Creating trails is a physically intensive practice, he says, usually spanning several weeks and months. One of his biggest projects has been roughly five years in the making.
“I’ll just kinda crawl my way through the woods and bushwhack through the woods and mark where I go with a breadcrumb trail. And then when I have that taped and marked off I’ll put that GPS recording on a map,” he said.

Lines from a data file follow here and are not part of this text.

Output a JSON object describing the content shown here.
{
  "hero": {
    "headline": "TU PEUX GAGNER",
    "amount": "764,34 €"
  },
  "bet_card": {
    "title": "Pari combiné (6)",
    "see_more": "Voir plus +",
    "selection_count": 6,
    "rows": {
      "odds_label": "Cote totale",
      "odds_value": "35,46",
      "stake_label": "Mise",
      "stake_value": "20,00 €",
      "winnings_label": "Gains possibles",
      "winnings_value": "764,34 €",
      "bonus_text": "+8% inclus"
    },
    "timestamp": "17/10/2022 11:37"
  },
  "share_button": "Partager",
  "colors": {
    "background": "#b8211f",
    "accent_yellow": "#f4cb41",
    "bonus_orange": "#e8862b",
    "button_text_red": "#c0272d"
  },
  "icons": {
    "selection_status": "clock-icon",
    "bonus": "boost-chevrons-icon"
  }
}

The process is methodical: it requires multiple hikes across uncharted terrain, flagging potentially navigable trails, and finally some elbow grease.
“Pretty much when I’m happy with the flagging, I’ll start with a chainsaw or a cutting tool and just start clearing the vegetation and making it a walkable path. And then once it’s a walkable path, you’re not getting hit by branches or whatever, then we start preparing the ground, whether it’s bench-cutting with a pick axe or using a leaf blower,” he says.
For Buckner, discovering this passion and throwing himself entirely in it has been critical in his journey of alcohol sobriety.
“I don’t think I would’ve been able to do that if I had all the free time on my hands so this was just a really easy way for me to come out and blow off steam or meditate and be away from all the life stuff, being out here in the woods,” he said.